Probablemente llame la atención el título del presente, ya que nuestra formación rotaria y nuestra convicción de lo que significa Rotary para nosotros, contradice lo expuesto y la promoción que realizan desde R.I, su Junta Directiva y la Secretaría General que por aumentar los aumentos a recibir económicos, da por tierra principios fundamentales del nacimiento de nuestra Institución, las clasificaciones y la ética, bases estructurales de nuestra Institución, ya que sin ellas Rotary no existe, desaparece, sería una simple sociedad de beneficencia.
Es por ello, por muchas decisiones erróneas, más que la Institución no crece y cada vez va a disminuir más, para que sirve el ingreso de gente sin clasificación, en la que no sólo podremos conocer en forma adecuada a qué representa en la evolución de esta, sino que entorpece el relacionamiento con otras personas de la misma ocupación, no teniendo la oportunidad de trabajar con ellos, así como otros de la comunidad.
Rotary ya no va a ser un corte transversal de la comunidad, para llevar efectivamente un desarrollo humano adecuado, existimos y hemos crecido por ello, formar gente mediante nuestra acción: solidarios, equitativos, de buena fe, tolerantes, con ánimo de superarse, haciendo que cada uno de nuestros semejantes tengan espíritu de PAZ.
Pero a su vez, que clase de estímulo y fomento de conocimiento mutuo como ocasión de servir, va a existir interiormente de nuestros clubes.
Ayudemos a Rotary a crecer, en número y vigor, compartiendo compañerismo y preocupándonos por los demás.
En nuestra ocupaciones y profesiones mayor preocupación en nuestra acción ética, personal y de nuestros funcionarios. Fomentemos mayor respeto hacia la dignidad de toda ocupación útil y hacia la importancia de todo individuo en el mundo a través de su trabajo.
Descubramos los problemas que dividen a las comunidades, para encontrar así las soluciones del caso, para que los extraños se conviertan en vecinos, y estos en amigos.
Ayudemos a los jóvenes y ancianos, a los inhábiles y a los pobres, a realizar el potencial para una vida buena y productiva.
Cuando hagamos uso de las redes sociales, tengamos cuidado de descuidar nuestra pertenencia rotaria, llevemos siempre nuestro mensaje de familia, ética, buena fe, buena voluntad, equidad, equilibrio en nuestro ser, hagamos nuestro espacio con la seriedad que merece.
Es mucho para hacer, pero la ética y las clasificaciones para un mayor conocimiento son fundamentales y esencia que a Paul Harris, hombre superior le costó varios años en encontrar las bases estructurales, la esencia de nuestra Institución.
En el mundo debemos proscribir la disensión, el sufrimiento, la ignorancia, la hambruna, mediante una acción mundial, invirtiendo en enseñanza, en trabajo, en alegría, en hacer hombres libres y no esclavos por su ignorancia y el abuso de las grandes Corporaciones o gobiernos corruptos, que lo único que buscan es poder, dinero.
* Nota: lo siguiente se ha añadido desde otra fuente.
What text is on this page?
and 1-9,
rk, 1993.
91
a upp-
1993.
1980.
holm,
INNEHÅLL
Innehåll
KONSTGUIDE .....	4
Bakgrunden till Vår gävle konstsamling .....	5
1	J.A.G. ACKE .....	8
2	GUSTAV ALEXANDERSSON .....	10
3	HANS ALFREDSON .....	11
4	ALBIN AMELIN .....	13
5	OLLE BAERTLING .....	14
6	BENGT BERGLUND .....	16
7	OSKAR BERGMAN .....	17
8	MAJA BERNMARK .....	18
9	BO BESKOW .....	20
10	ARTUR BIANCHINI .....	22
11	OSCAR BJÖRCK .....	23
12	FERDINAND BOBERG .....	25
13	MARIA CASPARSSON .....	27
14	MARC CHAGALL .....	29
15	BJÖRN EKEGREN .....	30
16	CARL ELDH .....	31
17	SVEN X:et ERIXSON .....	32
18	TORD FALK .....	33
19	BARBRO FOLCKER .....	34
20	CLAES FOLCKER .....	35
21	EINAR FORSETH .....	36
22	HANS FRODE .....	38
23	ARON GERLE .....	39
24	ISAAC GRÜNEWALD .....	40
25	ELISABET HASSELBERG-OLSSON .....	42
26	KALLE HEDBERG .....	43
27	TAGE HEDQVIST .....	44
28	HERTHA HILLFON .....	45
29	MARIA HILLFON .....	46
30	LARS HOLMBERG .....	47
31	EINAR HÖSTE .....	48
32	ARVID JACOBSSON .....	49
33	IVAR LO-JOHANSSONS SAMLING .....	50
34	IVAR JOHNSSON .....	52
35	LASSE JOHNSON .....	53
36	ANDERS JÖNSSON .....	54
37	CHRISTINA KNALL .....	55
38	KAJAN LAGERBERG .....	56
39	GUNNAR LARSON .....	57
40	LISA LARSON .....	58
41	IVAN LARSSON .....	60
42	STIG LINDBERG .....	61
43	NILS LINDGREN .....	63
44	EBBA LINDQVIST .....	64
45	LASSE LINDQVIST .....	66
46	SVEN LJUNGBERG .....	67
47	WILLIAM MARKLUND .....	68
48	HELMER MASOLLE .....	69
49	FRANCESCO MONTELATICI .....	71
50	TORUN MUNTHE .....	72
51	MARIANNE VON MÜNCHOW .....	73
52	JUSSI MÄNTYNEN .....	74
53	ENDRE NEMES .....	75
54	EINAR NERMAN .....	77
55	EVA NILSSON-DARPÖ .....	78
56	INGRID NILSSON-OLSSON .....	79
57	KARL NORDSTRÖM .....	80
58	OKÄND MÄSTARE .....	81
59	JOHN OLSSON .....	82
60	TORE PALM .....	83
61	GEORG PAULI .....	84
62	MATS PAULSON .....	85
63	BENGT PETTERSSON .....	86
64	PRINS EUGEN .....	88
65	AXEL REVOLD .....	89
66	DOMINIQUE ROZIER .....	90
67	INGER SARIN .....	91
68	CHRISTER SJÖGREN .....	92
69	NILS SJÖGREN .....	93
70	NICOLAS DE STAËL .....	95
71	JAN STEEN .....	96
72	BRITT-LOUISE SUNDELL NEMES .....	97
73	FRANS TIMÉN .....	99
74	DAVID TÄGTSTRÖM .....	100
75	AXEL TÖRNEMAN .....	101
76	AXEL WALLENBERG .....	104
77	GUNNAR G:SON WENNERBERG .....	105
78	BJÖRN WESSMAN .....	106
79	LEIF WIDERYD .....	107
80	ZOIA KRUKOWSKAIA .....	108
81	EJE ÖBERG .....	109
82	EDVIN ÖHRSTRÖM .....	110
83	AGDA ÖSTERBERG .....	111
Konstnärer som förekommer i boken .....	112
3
Seguimos en este siglo con las mismas peripecias del anterior, fabricando armas para la defensa del statu quo existentes, drogas y trata de blancas.
Pero todo ello, sin clubes rotarios que crezcan en cantidad y no exijamos clasificaciones y ética, no tenemos razón de existir y Rotary morirá o será una Institución de beneficencia como muchas, para brindarle la oportunidad a las personas pudientes justificar que ayudan, pero eso no es servicio. Servicio es desprenderse del yo sin cortapisas para brindarse al nosotros, con acción, trabajo, tiempo, eso es servicio y son las 24 horas del día.
¿Se han puesto a pensar todo el servicio que se brinda en forma individual en nuestras ocupaciones, cuando sus titulares son de servicio? Llevemos esto a Rotary y piensen todo lo que se ha logrado hacer y lo que puede hacerse.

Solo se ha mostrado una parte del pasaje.